Tuesday, September 14, 2010

Obama wins immunity for Bush

Salon: Obama wins the right to invoke "State Secrets" to protect Bush crimes
In a 6-5 ruling issued this afternoon, the 9th Circuit Court of Appeals handed the Obama administration a major victory in its efforts to shield Bush crimes from judicial review, when the court upheld the Obama DOJ's argument that Bush's rendition program, used to send victims to be tortured, are "state secrets" and its legality thus cannot be adjudicated by courts.

With this, the Obama administration has effectively made sure that no-one who was tortured or wrongfully imprisoned by the US government during the Bush administration can ever bring any of the people responsible to trial. As Ben Wizner of the ACLU said:

To date, not a single victim of the Bush administration's torture program has had his day in court. If today's decision is allowed to stand, the United States will have closed its courtroom doors to torture victims while providing complete immunity to their torturers.

From the New York Times:

As a senator and candidate for the White House, President Obama had criticized the Bush administration’s frequent use of the state-secrets privilege. In February 2009, when his weeks-old administration reaffirmed the Bush administration's view on the case, civil libertarian groups that had supported his campaign expressed shock and dismay.

Overall, the Obama administration has been thoroughly dedicated to covering up the previous regime's blatant and criminal abuse of human rights. Given what they've been getting up to themselves, this isn't very surprising. The Bush administration inaugurated a policy under which the US government can order the assassination of any American citizen suspected of being a terrorist, due process and the judiciary be damned. In another article by Glenn Greenwald, he goes through how this works, and the fact that while for Bush, this was in the realm of theory, recently the Obama administration has placed a US citizen on the CIA's "hit list". More from the LA Times here. From that article:

"If an American is stupid enough to make cause with terrorists abroad, to frequent their camps and take part in their plans, he or she can't expect their citizenship to work as a magic shield," said another U.S. official. "If you join the enemy, you join your fate to his."

And, of course, the people who determine whether an American has "joined the enemy" are the CIA. There is no judicial process, and practically no oversight. If the Agency decides an American citizen is "deemed to be a continuing threat to U.S. persons or interests", they end up on the hit list.

**

There's the Obama administration for you. In my mind, one of the big questions is whether Americans will recognize that whatever you may think of the man, most of Obama's presidential campaign was built on a huge lie. All that talk about change was simply a smokescreen to get naïve people to vote for him.

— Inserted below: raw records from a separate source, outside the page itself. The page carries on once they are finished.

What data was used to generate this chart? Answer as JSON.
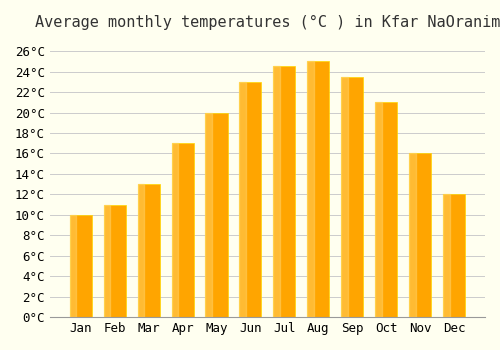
{
  "title": "Average monthly temperatures (°C ) in Kfar NaOranim",
  "months": [
    "Jan",
    "Feb",
    "Mar",
    "Apr",
    "May",
    "Jun",
    "Jul",
    "Aug",
    "Sep",
    "Oct",
    "Nov",
    "Dec"
  ],
  "temperatures": [
    10.0,
    11.0,
    13.0,
    17.0,
    20.0,
    23.0,
    24.5,
    25.0,
    23.5,
    21.0,
    16.0,
    12.0
  ],
  "bar_color_face": "#FFA500",
  "bar_color_edge": "#FFD700",
  "background_color": "#FFFFF0",
  "grid_color": "#CCCCCC",
  "ylim": [
    0,
    27
  ],
  "yticks": [
    0,
    2,
    4,
    6,
    8,
    10,
    12,
    14,
    16,
    18,
    20,
    22,
    24,
    26
  ],
  "title_fontsize": 11,
  "tick_fontsize": 9,
  "font_family": "monospace"
}
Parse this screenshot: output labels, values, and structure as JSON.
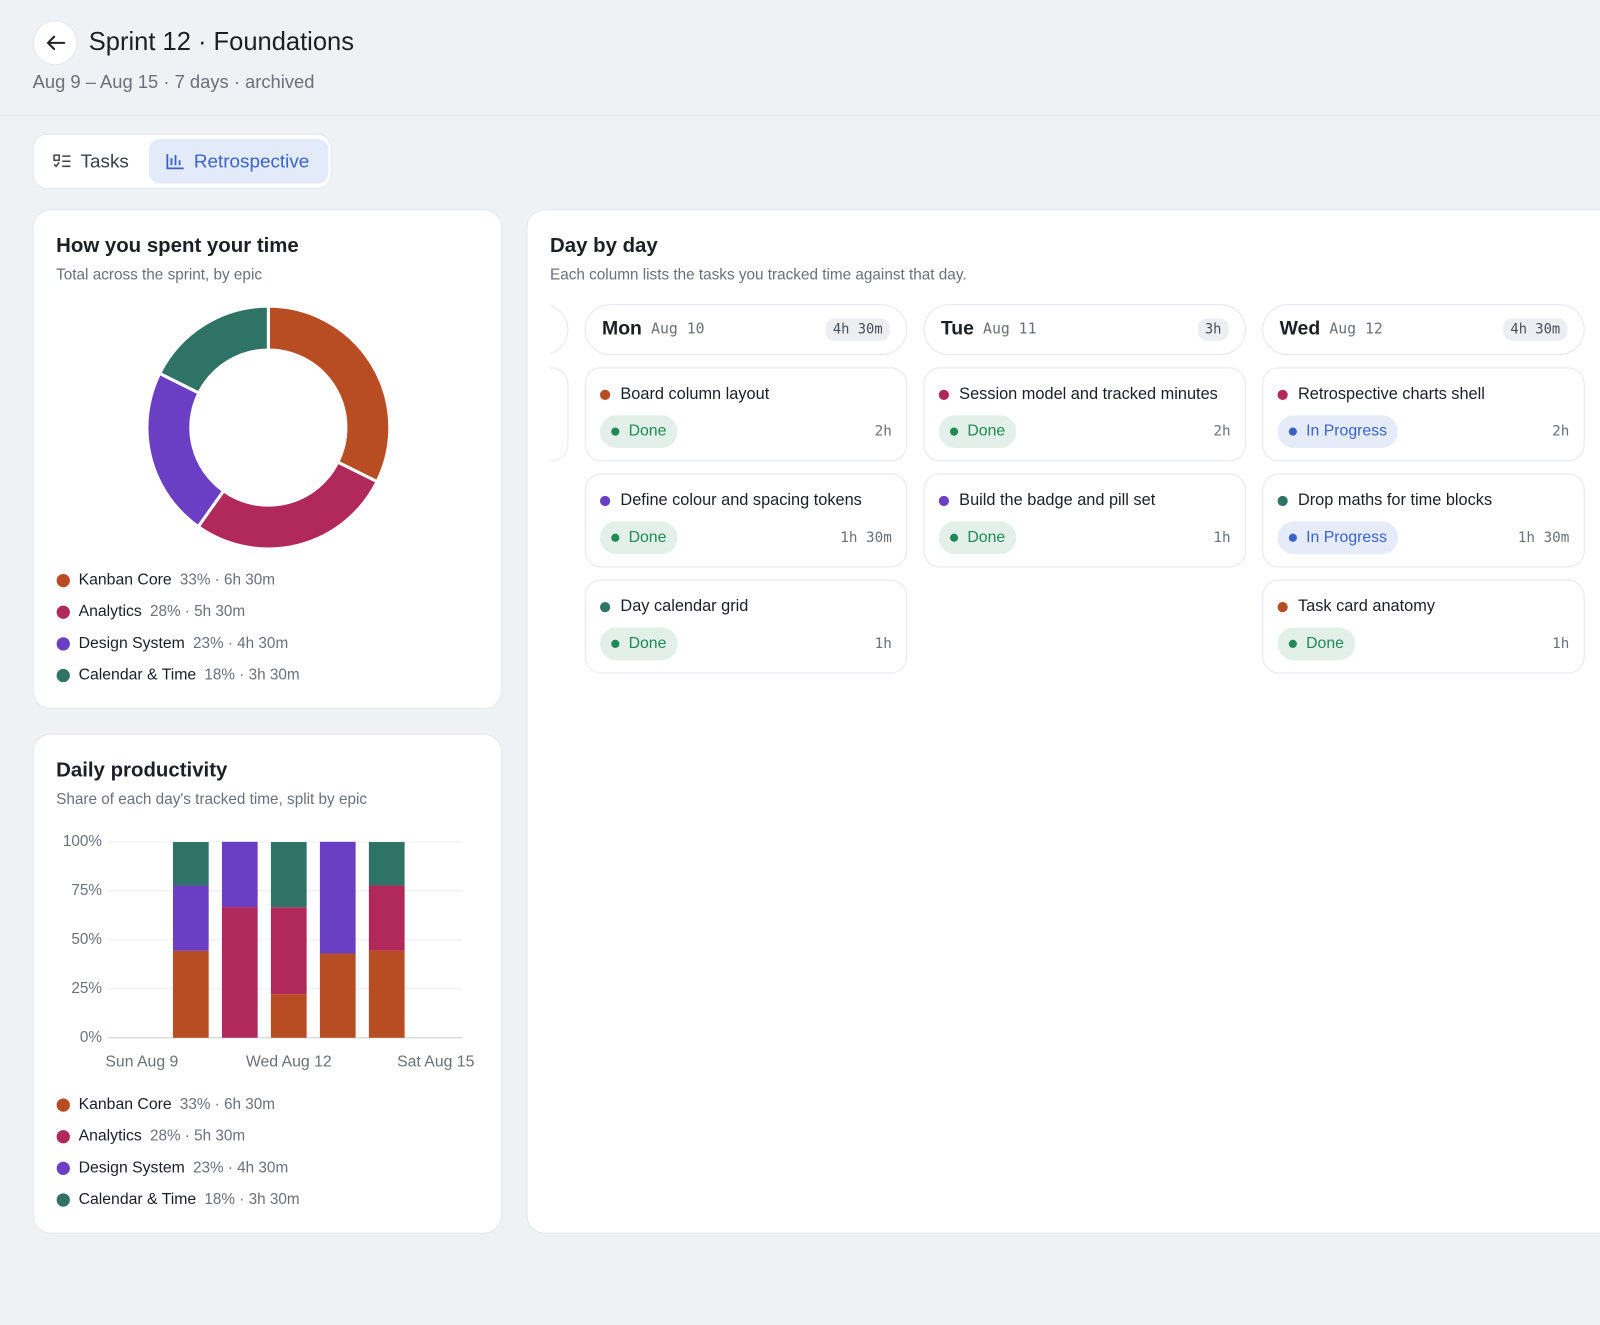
{
  "header": {
    "title": "Sprint 12 · Foundations",
    "subtitle": "Aug 9 – Aug 15 · 7 days · archived"
  },
  "tabs": [
    {
      "label": "Tasks",
      "active": false
    },
    {
      "label": "Retrospective",
      "active": true
    }
  ],
  "chart_data": [
    {
      "type": "pie",
      "donut": true,
      "title": "How you spent your time",
      "subtitle": "Total across the sprint, by epic",
      "categories": [
        "Kanban Core",
        "Analytics",
        "Design System",
        "Calendar & Time"
      ],
      "values": [
        33,
        28,
        23,
        18
      ],
      "value_labels": [
        "33% · 6h 30m",
        "28% · 5h 30m",
        "23% · 4h 30m",
        "18% · 3h 30m"
      ],
      "colors": [
        "#b84c22",
        "#b0295a",
        "#6a3fc4",
        "#2f7266"
      ]
    },
    {
      "type": "bar",
      "stacked": true,
      "title": "Daily productivity",
      "subtitle": "Share of each day's tracked time, split by epic",
      "categories": [
        "Sun Aug 9",
        null,
        null,
        "Wed Aug 12",
        null,
        null,
        "Sat Aug 15"
      ],
      "series": [
        {
          "name": "Kanban Core",
          "color": "#b84c22",
          "values": [
            null,
            44.4,
            0,
            22.2,
            43,
            44.4,
            null
          ]
        },
        {
          "name": "Analytics",
          "color": "#b0295a",
          "values": [
            null,
            0,
            66.7,
            44.4,
            0,
            33.3,
            null
          ]
        },
        {
          "name": "Design System",
          "color": "#6a3fc4",
          "values": [
            null,
            33.3,
            33.3,
            0,
            57,
            0,
            null
          ]
        },
        {
          "name": "Calendar & Time",
          "color": "#2f7266",
          "values": [
            null,
            22.2,
            0,
            33.3,
            0,
            22.2,
            null
          ]
        }
      ],
      "legend_details": [
        "33% · 6h 30m",
        "28% · 5h 30m",
        "23% · 4h 30m",
        "18% · 3h 30m"
      ],
      "ylim": [
        0,
        100
      ],
      "yticks": [
        {
          "value": 0,
          "label": "0%"
        },
        {
          "value": 25,
          "label": "25%"
        },
        {
          "value": 50,
          "label": "50%"
        },
        {
          "value": 75,
          "label": "75%"
        },
        {
          "value": 100,
          "label": "100%"
        }
      ],
      "grid": true
    }
  ],
  "day_by_day": {
    "title": "Day by day",
    "subtitle": "Each column lists the tasks you tracked time against that day.",
    "columns": [
      {
        "day": "Mon",
        "date": "Aug 10",
        "total": "4h 30m",
        "tasks": [
          {
            "title": "Board column layout",
            "status": "Done",
            "status_color": "#1f8a55",
            "time": "2h",
            "color": "#b84c22"
          },
          {
            "title": "Define colour and spacing tokens",
            "status": "Done",
            "status_color": "#1f8a55",
            "time": "1h 30m",
            "color": "#6a3fc4"
          },
          {
            "title": "Day calendar grid",
            "status": "Done",
            "status_color": "#1f8a55",
            "time": "1h",
            "color": "#2f7266"
          }
        ]
      },
      {
        "day": "Tue",
        "date": "Aug 11",
        "total": "3h",
        "tasks": [
          {
            "title": "Session model and tracked minutes",
            "status": "Done",
            "status_color": "#1f8a55",
            "time": "2h",
            "color": "#b0295a"
          },
          {
            "title": "Build the badge and pill set",
            "status": "Done",
            "status_color": "#1f8a55",
            "time": "1h",
            "color": "#6a3fc4"
          }
        ]
      },
      {
        "day": "Wed",
        "date": "Aug 12",
        "total": "4h 30m",
        "tasks": [
          {
            "title": "Retrospective charts shell",
            "status": "In Progress",
            "status_color": "#3a63c8",
            "time": "2h",
            "color": "#b0295a"
          },
          {
            "title": "Drop maths for time blocks",
            "status": "In Progress",
            "status_color": "#3a63c8",
            "time": "1h 30m",
            "color": "#2f7266"
          },
          {
            "title": "Task card anatomy",
            "status": "Done",
            "status_color": "#1f8a55",
            "time": "1h",
            "color": "#b84c22"
          }
        ]
      }
    ]
  }
}
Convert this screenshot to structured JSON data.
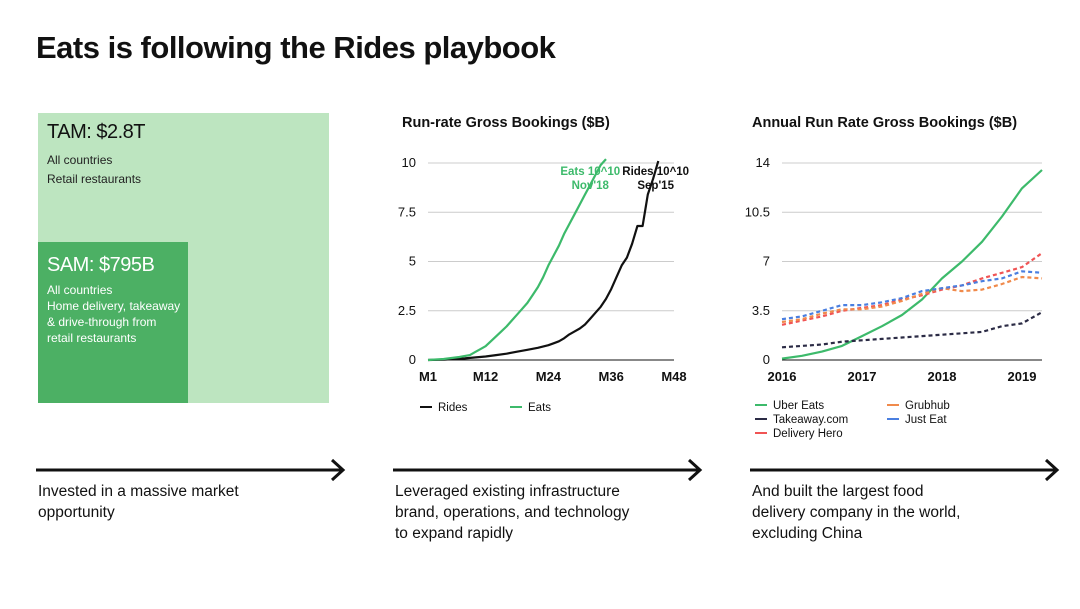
{
  "title": "Eats is following the Rides playbook",
  "tam": {
    "heading": "TAM: $2.8T",
    "lines": [
      "All countries",
      "Retail restaurants"
    ]
  },
  "sam": {
    "heading": "SAM: $795B",
    "lines": [
      "All countries",
      "Home delivery, takeaway & drive-through from retail restaurants"
    ]
  },
  "colors": {
    "tam_bg": "#bde5c0",
    "sam_bg": "#4cb064",
    "rides": "#111111",
    "eats": "#3dba6b",
    "uber_eats": "#3dba6b",
    "takeaway": "#2b2b45",
    "delivery_hero": "#f05454",
    "grubhub": "#f08a4b",
    "just_eat": "#4a7fe0",
    "grid": "#cccccc"
  },
  "captions": [
    "Invested in a massive market opportunity",
    "Leveraged existing infrastructure brand, operations, and technology to expand rapidly",
    "And built the largest food delivery company in the world, excluding China"
  ],
  "chart_data": [
    {
      "type": "line",
      "title": "Run-rate Gross Bookings ($B)",
      "xlabel": "",
      "ylabel": "",
      "xlim": [
        1,
        48
      ],
      "ylim": [
        0,
        10
      ],
      "yticks": [
        0,
        2.5,
        5,
        7.5,
        10
      ],
      "ytick_labels": [
        "0",
        "2.5",
        "5",
        "7.5",
        "10"
      ],
      "xticks": [
        1,
        12,
        24,
        36,
        48
      ],
      "xtick_labels": [
        "M1",
        "M12",
        "M24",
        "M36",
        "M48"
      ],
      "grid": true,
      "legend_position": "bottom",
      "series": [
        {
          "name": "Rides",
          "color": "#111111",
          "x": [
            1,
            4,
            8,
            12,
            14,
            16,
            18,
            20,
            22,
            24,
            25,
            26,
            27,
            28,
            29,
            30,
            31,
            32,
            33,
            34,
            35,
            36,
            37,
            38,
            39,
            40,
            41,
            42,
            42.5,
            43,
            44,
            45
          ],
          "y": [
            0,
            0.02,
            0.08,
            0.18,
            0.25,
            0.32,
            0.42,
            0.52,
            0.62,
            0.75,
            0.85,
            0.95,
            1.1,
            1.3,
            1.45,
            1.6,
            1.8,
            2.1,
            2.4,
            2.7,
            3.1,
            3.6,
            4.2,
            4.8,
            5.2,
            5.9,
            6.8,
            6.8,
            7.6,
            8.4,
            9.2,
            10.1
          ]
        },
        {
          "name": "Eats",
          "color": "#3dba6b",
          "x": [
            1,
            4,
            7,
            9,
            10,
            11,
            12,
            13,
            14,
            15,
            16,
            17,
            18,
            19,
            20,
            21,
            22,
            23,
            24,
            25,
            26,
            27,
            28,
            29,
            30,
            31,
            32,
            33,
            34,
            35
          ],
          "y": [
            0,
            0.05,
            0.15,
            0.25,
            0.4,
            0.55,
            0.7,
            0.95,
            1.2,
            1.45,
            1.7,
            2.0,
            2.3,
            2.6,
            2.9,
            3.3,
            3.7,
            4.2,
            4.8,
            5.3,
            5.8,
            6.4,
            6.9,
            7.4,
            7.9,
            8.4,
            8.9,
            9.4,
            9.9,
            10.2
          ]
        }
      ],
      "annotations": [
        {
          "text": [
            "Eats 10^10",
            "Nov'18"
          ],
          "series": "Eats",
          "x": 32,
          "y": 9.5
        },
        {
          "text": [
            "Rides 10^10",
            "Sep'15"
          ],
          "series": "Rides",
          "x": 44.5,
          "y": 9.5
        }
      ]
    },
    {
      "type": "line",
      "title": "Annual Run Rate Gross Bookings ($B)",
      "xlabel": "",
      "ylabel": "",
      "xlim": [
        2016,
        2019.25
      ],
      "ylim": [
        0,
        14
      ],
      "yticks": [
        0,
        3.5,
        7,
        10.5,
        14
      ],
      "ytick_labels": [
        "0",
        "3.5",
        "7",
        "10.5",
        "14"
      ],
      "xticks": [
        2016,
        2017,
        2018,
        2019
      ],
      "xtick_labels": [
        "2016",
        "2017",
        "2018",
        "2019"
      ],
      "grid": true,
      "legend_position": "bottom",
      "series": [
        {
          "name": "Uber Eats",
          "color": "#3dba6b",
          "style": "solid",
          "x": [
            2016,
            2016.25,
            2016.5,
            2016.75,
            2017,
            2017.25,
            2017.5,
            2017.75,
            2018,
            2018.25,
            2018.5,
            2018.75,
            2019,
            2019.25
          ],
          "y": [
            0.1,
            0.3,
            0.6,
            1.0,
            1.7,
            2.4,
            3.2,
            4.3,
            5.8,
            7.0,
            8.4,
            10.2,
            12.2,
            13.5
          ]
        },
        {
          "name": "Takeaway.com",
          "color": "#2b2b45",
          "style": "dashed",
          "x": [
            2016,
            2016.25,
            2016.5,
            2016.75,
            2017,
            2017.25,
            2017.5,
            2017.75,
            2018,
            2018.25,
            2018.5,
            2018.75,
            2019,
            2019.25
          ],
          "y": [
            0.9,
            1.0,
            1.1,
            1.3,
            1.4,
            1.5,
            1.6,
            1.7,
            1.8,
            1.9,
            2.0,
            2.4,
            2.6,
            3.4
          ]
        },
        {
          "name": "Delivery Hero",
          "color": "#f05454",
          "style": "dashed",
          "x": [
            2016,
            2016.25,
            2016.5,
            2016.75,
            2017,
            2017.25,
            2017.5,
            2017.75,
            2018,
            2018.25,
            2018.5,
            2018.75,
            2019,
            2019.25
          ],
          "y": [
            2.5,
            2.8,
            3.1,
            3.5,
            3.7,
            3.9,
            4.3,
            4.6,
            5.0,
            5.3,
            5.8,
            6.2,
            6.6,
            7.6
          ]
        },
        {
          "name": "Grubhub",
          "color": "#f08a4b",
          "style": "dashed",
          "x": [
            2016,
            2016.25,
            2016.5,
            2016.75,
            2017,
            2017.25,
            2017.5,
            2017.75,
            2018,
            2018.25,
            2018.5,
            2018.75,
            2019,
            2019.25
          ],
          "y": [
            2.7,
            2.9,
            3.3,
            3.6,
            3.6,
            3.8,
            4.2,
            4.7,
            5.1,
            4.9,
            5.0,
            5.4,
            5.9,
            5.8
          ]
        },
        {
          "name": "Just Eat",
          "color": "#4a7fe0",
          "style": "dashed",
          "x": [
            2016,
            2016.25,
            2016.5,
            2016.75,
            2017,
            2017.25,
            2017.5,
            2017.75,
            2018,
            2018.25,
            2018.5,
            2018.75,
            2019,
            2019.25
          ],
          "y": [
            2.9,
            3.1,
            3.5,
            3.9,
            3.9,
            4.1,
            4.4,
            4.9,
            5.1,
            5.3,
            5.6,
            5.8,
            6.3,
            6.2
          ]
        }
      ]
    }
  ]
}
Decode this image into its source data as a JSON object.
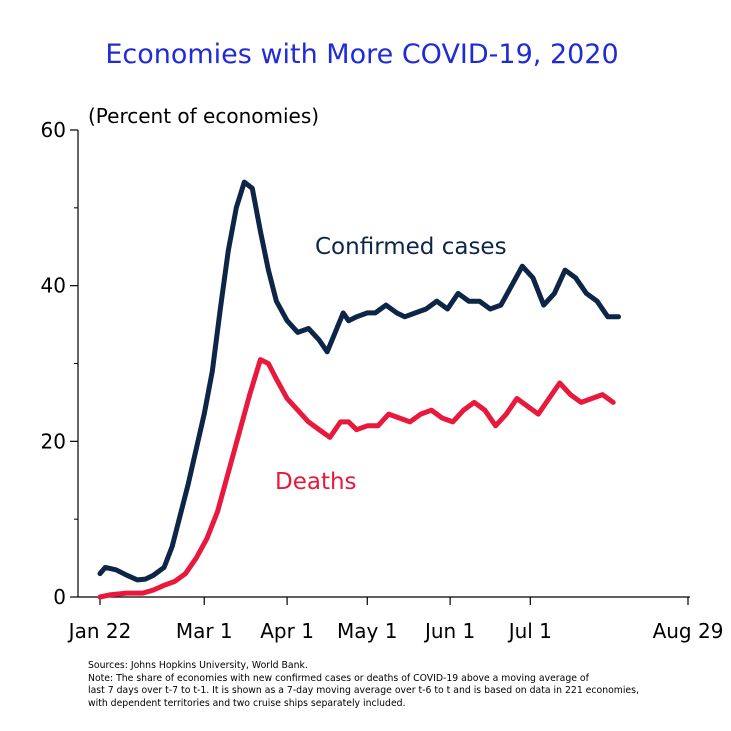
{
  "chart_data": {
    "type": "line",
    "title": "Economies with More COVID-19, 2020",
    "ylabel": "(Percent of economies)",
    "xlabel": "",
    "ylim": [
      0,
      60
    ],
    "yticks": [
      0,
      20,
      40,
      60
    ],
    "xlim": [
      0,
      220
    ],
    "xticks": [
      {
        "day": 0,
        "label": "Jan 22"
      },
      {
        "day": 39,
        "label": "Mar 1"
      },
      {
        "day": 70,
        "label": "Apr 1"
      },
      {
        "day": 100,
        "label": "May 1"
      },
      {
        "day": 131,
        "label": "Jun 1"
      },
      {
        "day": 161,
        "label": "Jul 1"
      },
      {
        "day": 220,
        "label": "Aug 29"
      }
    ],
    "series": [
      {
        "name": "Confirmed cases",
        "color": "#0d2547",
        "points": [
          [
            0,
            3
          ],
          [
            2,
            3.8
          ],
          [
            6,
            3.5
          ],
          [
            10,
            2.8
          ],
          [
            14,
            2.2
          ],
          [
            17,
            2.3
          ],
          [
            20,
            2.8
          ],
          [
            24,
            3.8
          ],
          [
            27,
            6.5
          ],
          [
            30,
            10.5
          ],
          [
            33,
            14.5
          ],
          [
            36,
            19
          ],
          [
            39,
            23.5
          ],
          [
            42,
            29
          ],
          [
            45,
            37
          ],
          [
            48,
            44.5
          ],
          [
            51,
            50
          ],
          [
            54,
            53.3
          ],
          [
            57,
            52.5
          ],
          [
            60,
            47
          ],
          [
            63,
            42
          ],
          [
            66,
            38
          ],
          [
            70,
            35.5
          ],
          [
            74,
            34
          ],
          [
            78,
            34.5
          ],
          [
            82,
            33
          ],
          [
            85,
            31.5
          ],
          [
            88,
            34
          ],
          [
            91,
            36.5
          ],
          [
            93,
            35.5
          ],
          [
            96,
            36
          ],
          [
            100,
            36.5
          ],
          [
            103,
            36.5
          ],
          [
            107,
            37.5
          ],
          [
            111,
            36.5
          ],
          [
            114,
            36
          ],
          [
            118,
            36.5
          ],
          [
            122,
            37
          ],
          [
            126,
            38
          ],
          [
            130,
            37
          ],
          [
            134,
            39
          ],
          [
            138,
            38
          ],
          [
            142,
            38
          ],
          [
            146,
            37
          ],
          [
            150,
            37.5
          ],
          [
            154,
            40
          ],
          [
            158,
            42.5
          ],
          [
            162,
            41
          ],
          [
            166,
            37.5
          ],
          [
            170,
            39
          ],
          [
            174,
            42
          ],
          [
            178,
            41
          ],
          [
            182,
            39
          ],
          [
            186,
            38
          ],
          [
            190,
            36
          ],
          [
            194,
            36
          ]
        ]
      },
      {
        "name": "Deaths",
        "color": "#e8193c",
        "points": [
          [
            0,
            0
          ],
          [
            4,
            0.3
          ],
          [
            10,
            0.5
          ],
          [
            16,
            0.5
          ],
          [
            20,
            0.9
          ],
          [
            24,
            1.5
          ],
          [
            28,
            2
          ],
          [
            32,
            3
          ],
          [
            36,
            5
          ],
          [
            40,
            7.5
          ],
          [
            44,
            11
          ],
          [
            48,
            16
          ],
          [
            52,
            21
          ],
          [
            56,
            26
          ],
          [
            60,
            30.5
          ],
          [
            63,
            30
          ],
          [
            66,
            28
          ],
          [
            70,
            25.5
          ],
          [
            74,
            24
          ],
          [
            78,
            22.5
          ],
          [
            82,
            21.5
          ],
          [
            86,
            20.5
          ],
          [
            90,
            22.5
          ],
          [
            93,
            22.5
          ],
          [
            96,
            21.5
          ],
          [
            100,
            22
          ],
          [
            104,
            22
          ],
          [
            108,
            23.5
          ],
          [
            112,
            23
          ],
          [
            116,
            22.5
          ],
          [
            120,
            23.5
          ],
          [
            124,
            24
          ],
          [
            128,
            23
          ],
          [
            132,
            22.5
          ],
          [
            136,
            24
          ],
          [
            140,
            25
          ],
          [
            144,
            24
          ],
          [
            148,
            22
          ],
          [
            152,
            23.5
          ],
          [
            156,
            25.5
          ],
          [
            160,
            24.5
          ],
          [
            164,
            23.5
          ],
          [
            168,
            25.5
          ],
          [
            172,
            27.5
          ],
          [
            176,
            26
          ],
          [
            180,
            25
          ],
          [
            184,
            25.5
          ],
          [
            188,
            26
          ],
          [
            192,
            25
          ]
        ]
      }
    ],
    "annotations": [
      {
        "series": "Confirmed cases",
        "text": "Confirmed cases",
        "color": "#0d2547"
      },
      {
        "series": "Deaths",
        "text": "Deaths",
        "color": "#e8193c"
      }
    ]
  },
  "notes": {
    "source": "Sources: Johns Hopkins University, World Bank.",
    "note_lines": [
      "Note: The share of economies with new confirmed cases or deaths of COVID-19 above a moving average of",
      "last 7 days over t-7 to t-1. It is shown as a 7-day moving average over t-6 to t and is based on data in 221 economies,",
      "with dependent territories and two cruise ships separately included."
    ]
  }
}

This is most obvious in the realm of foreign and security policy, where Obama is succesfully combining pandering to voters with a "withdrawal" from Iraq with the continuation and intensification of some of the most abhorrent practices of the Bush administration's secret war on terror. In my opinion, Obama has jeopardized the entire US achievement in Iraq and Afghanistan, such as it is, with his arbitrary withdrawal dates, which will most likely end in disaster. As I said last year, I fully expect that once US troops actually withdraw from Iraq, the new Iraqi regime will have a life expectancy similar to South Vietnam.

What the fixed withdrawal dates effectively do is make the anti-US insurgency's work very simple. Maintain a low level of operations while preparing to take over the minute the Americans leave. And in Iraq, if that doesn't work, maybe Iran will invade and finally put an end to the long Iraq-Iran conflict.

It's probably for this reason that Obama's touted "withdrawal" from Iraq leaves 50,000 troops and eight Marine bases in the country. Sure, they're there in an "advisory capacity", which is the old Cold War way of saying "we have combat troops in this country, but we're not admitting it". So it's very much a notional withdrawal, because Obama probably knows fully well that he can't actually withdraw American forces from Iraq.

So really, there are two policy choices in Iraq, as well as in Afghanistan: a notional "withdrawal" that actually leaves a large enough American presence to deter both the domestic insurgency and neighboring countries, and so isn't a withdrawal at all, or abandoning both countries to the Islamists. The Bush administration was roundly, and in my mind quite rightly, reviled for embroiling America in a war in Iraq without any kind of real strategy for winning. In doing so, President Bush discarded the main strategic lessons America had learned from Vietnam, with the unsurprising result of creating a new Vietnam in the Middle East. As it stands, the Obama administration is following their lead with their total failure to create any kind of strategy for winning the war. As Obama stages his mock withdrawals and the CIA's hit lists lengthen, Pakistan is descending into anarchy.

In order to bring about any kind of satisfactory, peaceful solution to Iraq and Afghanistan, the United States would need a rarity: a president who's willing to create and implement a strong foreign and security policy. We know Obama isn't that president, so the onus is on the Republicans to come up with a candidate who is capable of resolving the situation before another four years of Obama see the collapse of Iraq, Afghanistan and Pakistan, or the continuation of six-figure US troop strengths in the Middle East for the foreseeable future. Neither option is good for America, or indeed for any of the countries involved.